Financial Highlights
Under the terms of the agreement, Merck will receive an upfront cash payment of $170 million and has also satisfied a contingent quid obligation from the original collaboration agreement. The companies will share R&D and commercialization expenses as well as profits worldwide, except for Japan where Merck retains exclusive rights and Daiichi Sankyo receives a royalty based on sales. R&D expenses related to MK-6070 in combination with ifinatamab deruxtecan will be shared in a manner consistent with the original agreement for ifinatamab deruxtecan. Merck will generally record sales for MK-6070 worldwide.

About DLL3
Delta-like ligand 3 (DLL3), a Notch inhibitory ligand, is highly expressed on SCLC and other neuroendocrine tumors such as melanoma, small cell bladder cancer and metastatic castration resistant prostate cancer and is minimally expressed in normal tissues.1 DLL3 is a promising therapeutic target where multiple treatment approaches are being explored.1, 2

About MK-6070
MK-6070 is an investigational DLL3 directed tri-specific T-cell engager currently being evaluated in a phase 1/2 clinical trial as a monotherapy in certain patients with advanced cancers associated with expression of DLL3 and in combination with atezolizumab in certain patients with SCLC. The U.S. Food and Drug Administration (FDA) granted Orphan Drug Designation to MK-6070 for the treatment of SCLC in March 2022.

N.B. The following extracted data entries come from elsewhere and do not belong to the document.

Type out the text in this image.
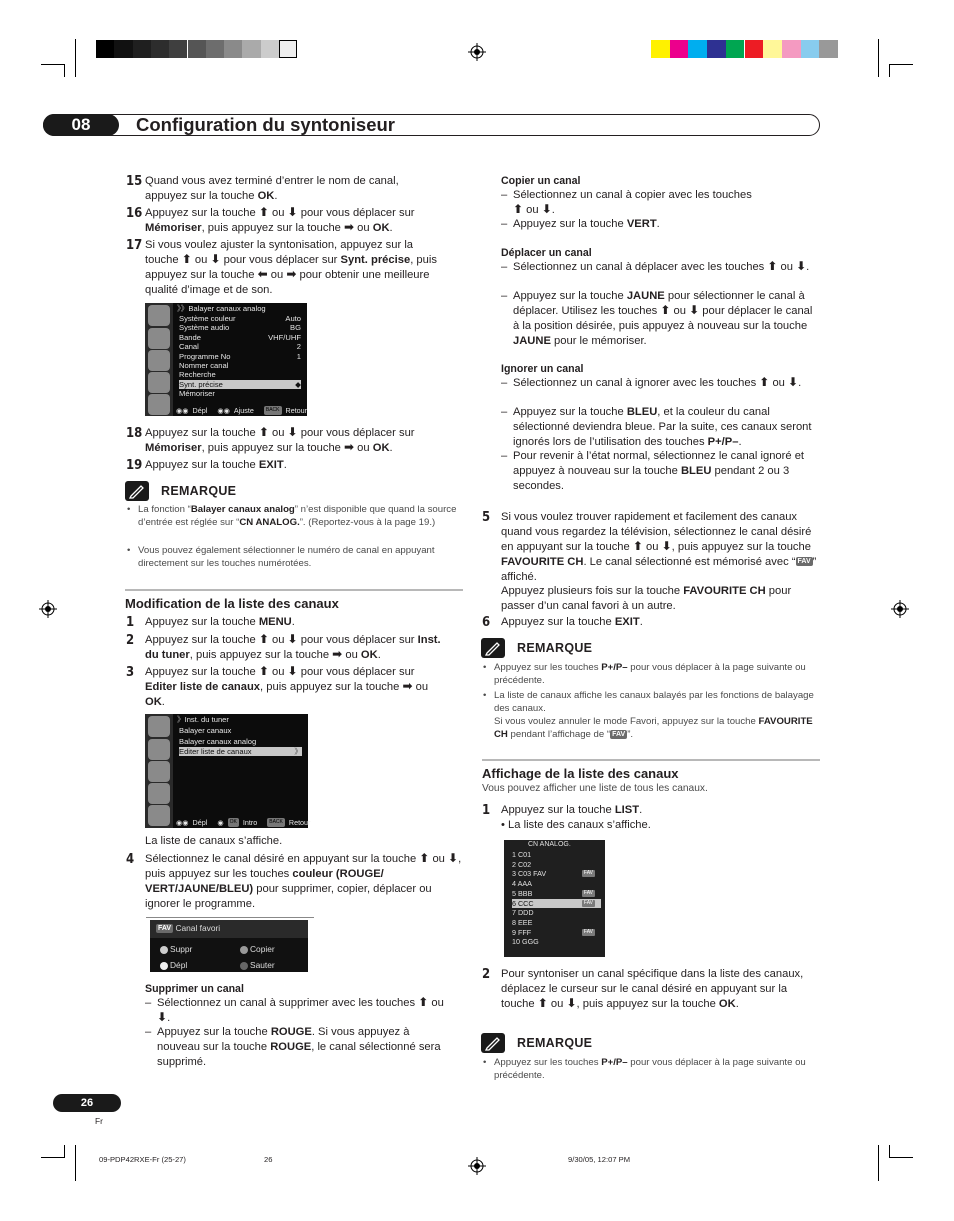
08	Configuration du syntoniseur
15 Quand vous avez terminé d’entrer le nom de canal, appuyez sur la touche OK.
16 Appuyez sur la touche ⬆ ou ⬇ pour vous déplacer sur Mémoriser, puis appuyez sur la touche ➡ ou OK.
17 Si vous voulez ajuster la syntonisation, appuyez sur la touche ⬆ ou ⬇ pour vous déplacer sur Synt. précise, puis appuyez sur la touche ⬅ ou ➡ pour obtenir une meilleure qualité d’image et de son.
》》Balayer canaux analog
◉◉ Dépl ◉◉ Ajuste	BACK Retour
Système couleur	Auto
Système audio	BG
Bande	VHF/UHF
Canal	2
Programme No	1
Nommer canal
Recherche
Synt. précise	◆
Mémoriser
18 Appuyez sur la touche ⬆ ou ⬇ pour vous déplacer sur Mémoriser, puis appuyez sur la touche ➡ ou OK.
19 Appuyez sur la touche EXIT.
REMARQUE
• La fonction “Balayer canaux analog” n’est disponible que quand la source d’entrée est réglée sur “CN ANALOG.”. (Reportez-vous à la page 19.)
• Vous pouvez également sélectionner le numéro de canal en appuyant directement sur les touches numérotées.
Modification de la liste des canaux
1 Appuyez sur la touche MENU.
2 Appuyez sur la touche ⬆ ou ⬇ pour vous déplacer sur Inst. du tuner, puis appuyez sur la touche ➡ ou OK.
3 Appuyez sur la touche ⬆ ou ⬇ pour vous déplacer sur Editer liste de canaux, puis appuyez sur la touche ➡ ou OK.
》Inst. du tuner
◉◉ Dépl ◉	OK Intro	BACK Retour
Balayer canaux
Balayer canaux analog
Editer liste de canaux	》
La liste de canaux s’affiche.
4 Sélectionnez le canal désiré en appuyant sur la touche ⬆ ou ⬇, puis appuyez sur les touches couleur (ROUGE/ VERT/JAUNE/BLEU) pour supprimer, copier, déplacer ou ignorer le programme.
FAV Canal favori
Suppr	Copier
Dépl	Sauter
Supprimer un canal
– Sélectionnez un canal à supprimer avec les touches ⬆ ou ⬇.
– Appuyez sur la touche ROUGE. Si vous appuyez à nouveau sur la touche ROUGE, le canal sélectionné sera supprimé.
Copier un canal
– Sélectionnez un canal à copier avec les touches
⬆ ou ⬇.
– Appuyez sur la touche VERT.
Déplacer un canal
– Sélectionnez un canal à déplacer avec les touches ⬆ ou ⬇.
– Appuyez sur la touche JAUNE pour sélectionner le canal à déplacer. Utilisez les touches ⬆ ou ⬇ pour déplacer le canal à la position désirée, puis appuyez à nouveau sur la touche JAUNE pour le mémoriser.
Ignorer un canal
– Sélectionnez un canal à ignorer avec les touches ⬆ ou ⬇.
– Appuyez sur la touche BLEU, et la couleur du canal sélectionné deviendra bleue. Par la suite, ces canaux seront ignorés lors de l’utilisation des touches P+/P–.
– Pour revenir à l’état normal, sélectionnez le canal ignoré et appuyez à nouveau sur la touche BLEU pendant 2 ou 3 secondes.
5 Si vous voulez trouver rapidement et facilement des canaux quand vous regardez la télévision, sélectionnez le canal désiré en appuyant sur la touche ⬆ ou ⬇, puis appuyez sur la touche FAVOURITE CH. Le canal sélectionné est mémorisé avec “ FAV ” affiché.
Appuyez plusieurs fois sur la touche FAVOURITE CH pour passer d’un canal favori à un autre.
6 Appuyez sur la touche EXIT.
REMARQUE
• Appuyez sur les touches P+/P– pour vous déplacer à la page suivante ou précédente.
• La liste de canaux affiche les canaux balayés par les fonctions de balayage des canaux.
Si vous voulez annuler le mode Favori, appuyez sur la touche FAVOURITE CH pendant l’affichage de “ FAV ”.
Affichage de la liste des canaux
Vous pouvez afficher une liste de tous les canaux.
1 Appuyez sur la touche LIST.
• La liste des canaux s’affiche.
CN ANALOG.
1 C01
2 C02
3 C03 FAV	FAV
4 AAA
5 BBB	FAV
6 CCC	FAV
7 DDD
8 EEE
9 FFF	FAV
10 GGG
2 Pour syntoniser un canal spécifique dans la liste des canaux, déplacez le curseur sur le canal désiré en appuyant sur la touche ⬆ ou ⬇, puis appuyez sur la touche OK.
REMARQUE
• Appuyez sur les touches P+/P– pour vous déplacer à la page suivante ou précédente.
26
Fr
09-PDP42RXE-Fr (25-27)	26	9/30/05, 12:07 PM
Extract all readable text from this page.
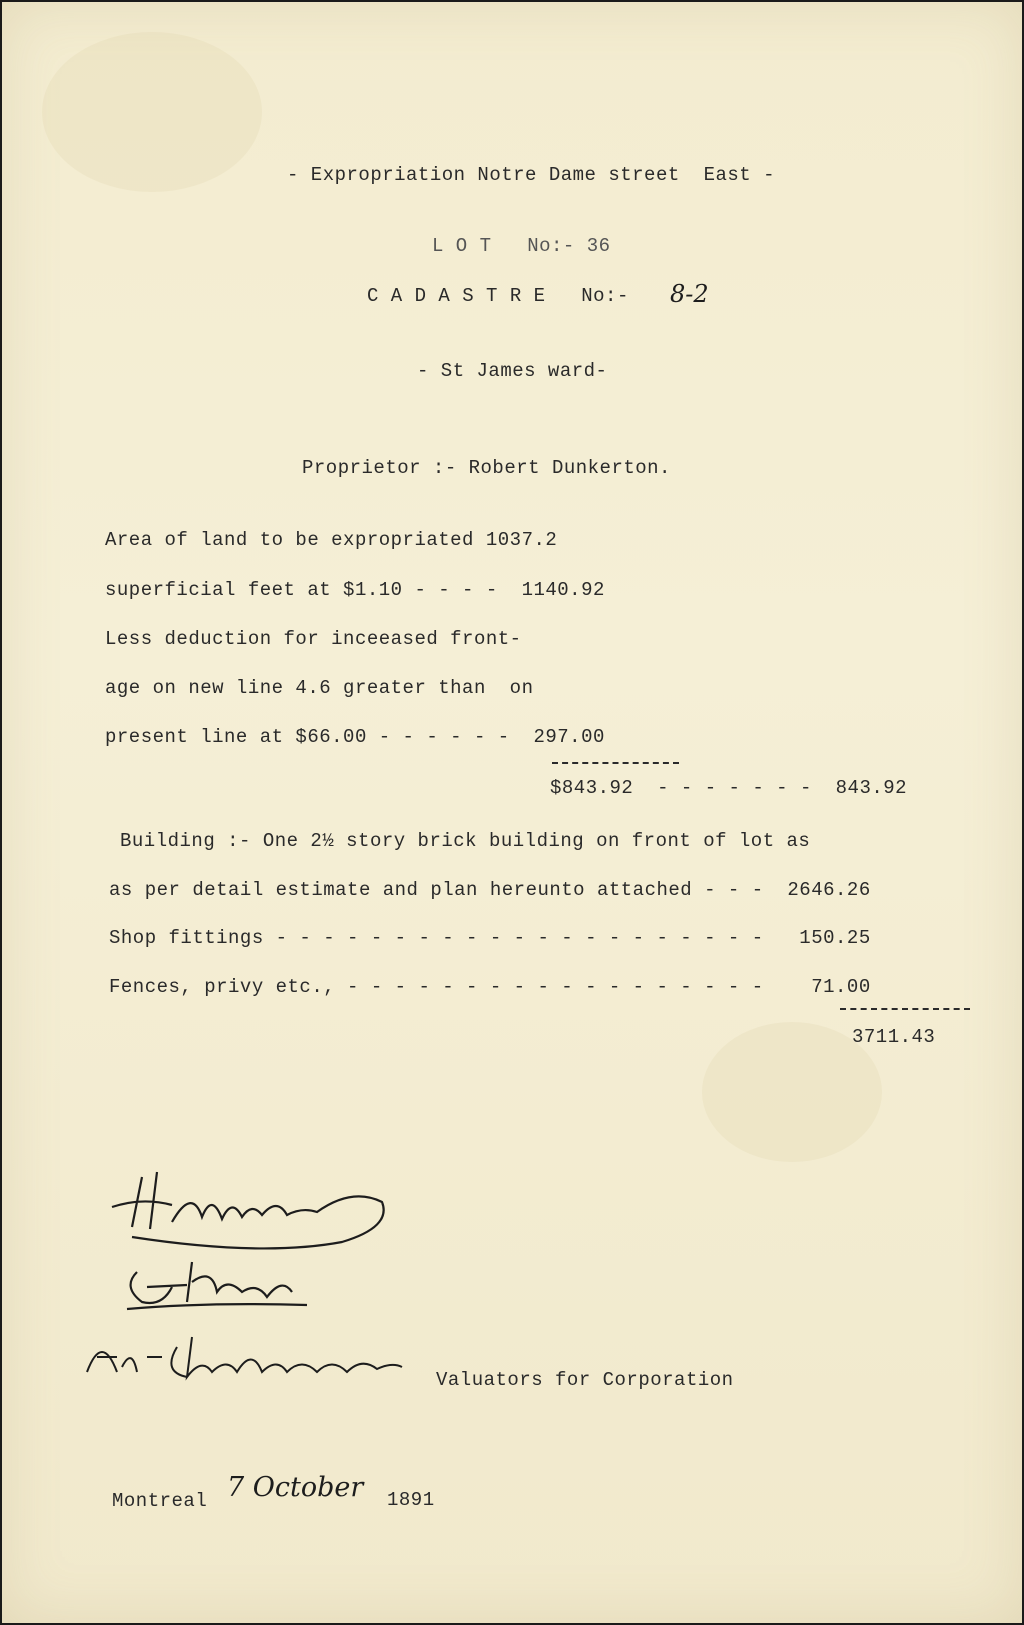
- Expropriation Notre Dame street  East -
L O T   No:- 36
C A D A S T R E   No:- 8-2
- St James ward-
Proprietor :- Robert Dunkerton.
Area of land to be expropriated 1037.2
superficial feet at $1.10 - - - -  1140.92
Less deduction for inceeased front-
age on new line 4.6 greater than  on
present line at $66.00 - - - - - -  297.00
$843.92  - - - - - - -  843.92
Building :- One 2½ story brick building on front of lot as
as per detail estimate and plan hereunto attached - - -  2646.26
Shop fittings - - - - - - - - - - - - - - - - - - - - -   150.25
Fences, privy etc., - - - - - - - - - - - - - - - - - -    71.00
3711.43
Valuators for Corporation
Montreal 7 October 1891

About the Daiichi Sankyo and Merck Collaboration
Daiichi Sankyo and Merck (known as MSD outside of the United States and Canada) entered into a global collaboration in October 2023 to jointly develop and commercialize patritumab deruxtecan (HER3-DXd), ifinatamab deruxtecan (I-DXd) and raludotatug deruxtecan (R-DXd), except in Japan where Daiichi Sankyo will maintain exclusive rights. Daiichi Sankyo is solely responsible for manufacturing and supply.